Sevgili Dostlar ;
Yunus Emre ile Mevlana arasında geçtiği söylenen bir konuşma, Yunus`un kısa ve öz söyleme arzusunu ne güzel açıklar . Güya Mevlana, Mesnevi‘sini Yunus‘a okutmus ve nasıl bulduğunu sormus. Yunus da :
„Fevkalade ama uzun yazmışsınız“ demis.
"Ben olsaydım, „Ete kemiğe büründüm, Yunus diye göründüm. derdim, olur-biterdi."
Mevlana’ya hayranlığı ve aşırı saygısı bulunan, aynı zamanda cok mütevazı Yunus Emre böyle bir söz söyledi mi ; belki yakıştırmadır ama, ne olusa olsun hoşuma gider bu iki satır.

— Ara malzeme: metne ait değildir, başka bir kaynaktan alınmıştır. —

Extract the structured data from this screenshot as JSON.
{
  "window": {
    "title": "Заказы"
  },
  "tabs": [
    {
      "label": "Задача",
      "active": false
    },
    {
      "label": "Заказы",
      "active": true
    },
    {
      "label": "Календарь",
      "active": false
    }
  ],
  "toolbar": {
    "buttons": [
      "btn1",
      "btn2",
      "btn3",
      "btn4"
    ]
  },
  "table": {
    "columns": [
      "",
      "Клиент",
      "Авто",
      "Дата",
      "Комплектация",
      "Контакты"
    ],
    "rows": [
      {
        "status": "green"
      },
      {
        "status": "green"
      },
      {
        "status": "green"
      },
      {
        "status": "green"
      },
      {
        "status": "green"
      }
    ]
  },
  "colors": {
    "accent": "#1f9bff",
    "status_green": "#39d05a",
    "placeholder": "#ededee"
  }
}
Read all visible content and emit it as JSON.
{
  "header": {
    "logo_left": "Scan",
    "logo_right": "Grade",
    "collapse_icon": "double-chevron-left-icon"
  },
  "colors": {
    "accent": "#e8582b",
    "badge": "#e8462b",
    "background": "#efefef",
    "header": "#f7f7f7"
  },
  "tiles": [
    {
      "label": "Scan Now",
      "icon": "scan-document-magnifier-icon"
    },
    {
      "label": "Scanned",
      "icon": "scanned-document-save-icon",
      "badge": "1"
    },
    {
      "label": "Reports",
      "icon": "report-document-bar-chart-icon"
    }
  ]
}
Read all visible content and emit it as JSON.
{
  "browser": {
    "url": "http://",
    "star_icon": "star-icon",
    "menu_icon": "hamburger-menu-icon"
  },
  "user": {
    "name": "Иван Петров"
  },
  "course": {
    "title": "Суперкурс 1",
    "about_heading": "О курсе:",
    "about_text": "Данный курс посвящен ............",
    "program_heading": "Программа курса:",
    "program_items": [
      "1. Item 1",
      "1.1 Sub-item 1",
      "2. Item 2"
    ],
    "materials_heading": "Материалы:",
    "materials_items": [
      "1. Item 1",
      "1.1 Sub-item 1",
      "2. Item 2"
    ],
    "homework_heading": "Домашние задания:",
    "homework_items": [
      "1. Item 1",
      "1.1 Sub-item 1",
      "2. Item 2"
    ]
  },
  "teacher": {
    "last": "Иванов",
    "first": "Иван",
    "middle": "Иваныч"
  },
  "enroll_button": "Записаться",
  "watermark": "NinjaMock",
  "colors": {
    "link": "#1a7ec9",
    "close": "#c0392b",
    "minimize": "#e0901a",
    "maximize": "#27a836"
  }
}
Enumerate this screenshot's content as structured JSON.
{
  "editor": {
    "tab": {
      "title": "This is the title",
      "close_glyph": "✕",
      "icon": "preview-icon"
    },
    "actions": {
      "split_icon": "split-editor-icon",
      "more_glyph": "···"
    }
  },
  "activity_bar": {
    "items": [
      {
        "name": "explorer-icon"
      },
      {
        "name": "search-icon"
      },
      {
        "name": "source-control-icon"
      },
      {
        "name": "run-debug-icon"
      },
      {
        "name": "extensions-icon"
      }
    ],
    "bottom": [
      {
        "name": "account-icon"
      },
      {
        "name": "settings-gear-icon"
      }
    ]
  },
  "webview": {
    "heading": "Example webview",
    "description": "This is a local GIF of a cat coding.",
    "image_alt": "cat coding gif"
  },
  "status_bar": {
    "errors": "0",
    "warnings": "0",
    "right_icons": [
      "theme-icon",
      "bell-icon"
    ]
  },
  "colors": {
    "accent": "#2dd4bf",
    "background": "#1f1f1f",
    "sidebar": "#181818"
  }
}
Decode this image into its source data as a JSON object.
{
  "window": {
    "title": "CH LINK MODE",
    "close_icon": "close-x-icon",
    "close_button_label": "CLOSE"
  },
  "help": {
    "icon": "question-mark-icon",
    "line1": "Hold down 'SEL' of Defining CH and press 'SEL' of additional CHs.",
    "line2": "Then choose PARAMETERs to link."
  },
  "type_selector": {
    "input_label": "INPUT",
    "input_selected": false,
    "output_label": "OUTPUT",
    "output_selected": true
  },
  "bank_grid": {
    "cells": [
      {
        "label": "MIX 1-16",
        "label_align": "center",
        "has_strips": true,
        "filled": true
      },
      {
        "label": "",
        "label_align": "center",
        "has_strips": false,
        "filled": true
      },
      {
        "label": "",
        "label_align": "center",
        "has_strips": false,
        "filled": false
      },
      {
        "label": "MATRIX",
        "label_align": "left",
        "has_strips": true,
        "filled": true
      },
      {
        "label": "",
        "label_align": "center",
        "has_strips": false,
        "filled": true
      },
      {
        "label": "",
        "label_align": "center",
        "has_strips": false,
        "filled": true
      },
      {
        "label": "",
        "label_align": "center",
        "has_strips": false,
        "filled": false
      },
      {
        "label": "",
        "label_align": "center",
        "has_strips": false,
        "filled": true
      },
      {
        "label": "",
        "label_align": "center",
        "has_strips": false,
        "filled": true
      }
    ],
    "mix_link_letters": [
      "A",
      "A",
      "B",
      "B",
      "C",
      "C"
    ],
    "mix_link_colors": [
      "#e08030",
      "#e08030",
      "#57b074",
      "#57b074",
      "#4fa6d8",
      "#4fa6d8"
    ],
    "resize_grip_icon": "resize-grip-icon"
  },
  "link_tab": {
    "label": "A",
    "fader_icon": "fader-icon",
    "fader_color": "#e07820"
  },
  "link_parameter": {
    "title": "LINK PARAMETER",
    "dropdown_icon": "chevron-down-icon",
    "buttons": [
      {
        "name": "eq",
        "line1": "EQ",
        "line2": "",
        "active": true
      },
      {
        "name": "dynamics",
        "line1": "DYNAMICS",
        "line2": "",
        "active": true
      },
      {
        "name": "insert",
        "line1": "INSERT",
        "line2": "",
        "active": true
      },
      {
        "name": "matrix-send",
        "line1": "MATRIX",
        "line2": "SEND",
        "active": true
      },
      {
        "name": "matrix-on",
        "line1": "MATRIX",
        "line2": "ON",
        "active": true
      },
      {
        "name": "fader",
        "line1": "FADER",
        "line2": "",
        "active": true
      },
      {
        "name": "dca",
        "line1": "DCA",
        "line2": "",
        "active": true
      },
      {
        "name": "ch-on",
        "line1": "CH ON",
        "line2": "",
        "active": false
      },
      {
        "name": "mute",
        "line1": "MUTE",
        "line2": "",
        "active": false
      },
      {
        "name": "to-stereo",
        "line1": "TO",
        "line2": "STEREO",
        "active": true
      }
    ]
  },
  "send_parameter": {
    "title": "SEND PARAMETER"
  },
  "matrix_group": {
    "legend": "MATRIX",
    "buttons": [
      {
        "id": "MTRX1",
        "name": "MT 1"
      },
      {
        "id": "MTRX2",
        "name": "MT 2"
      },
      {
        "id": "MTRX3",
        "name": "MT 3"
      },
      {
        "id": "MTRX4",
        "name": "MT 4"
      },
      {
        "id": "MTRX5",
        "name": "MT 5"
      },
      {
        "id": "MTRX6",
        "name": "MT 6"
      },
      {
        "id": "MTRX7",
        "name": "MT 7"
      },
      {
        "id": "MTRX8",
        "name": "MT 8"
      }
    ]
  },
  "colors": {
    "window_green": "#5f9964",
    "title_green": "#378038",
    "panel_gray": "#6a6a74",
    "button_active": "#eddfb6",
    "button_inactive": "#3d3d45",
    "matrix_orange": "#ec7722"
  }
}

Ben de buradan yola çıkarak kendimi kısaca tanıtayım.
Ben Neriman Ekin Başerdem. Anlaşılacağı üzere Nermin Ekin’in ablasi ve de meslektaşıyım. Elli beş yıldır Almanya‘da yaşıyorum. Edebiyatı, tarihi, müziği güzel sanatlarin her kolununu sever, takip ederim. Doğanın güzellikleri beni cok heyecanlandırır. Duygularımı bazen yazıya, bazen resme dökerim .Yeniliğe açık mizacımla sanata olduğu kadar teknolojinin yaşamımıza kattıklarına da yakın durmaya çalışıyorum. Bu sayede "Cosmos Günlüğü“ nü takip etmeye başladım. Bu buluşma bana, kitap okumanın yanında açılan, güzel bir pencere oldu. Bu pencerelerden gördüklerimden çıkan ürünlerimi ileride sizlerin beğeninize sunmak isterim.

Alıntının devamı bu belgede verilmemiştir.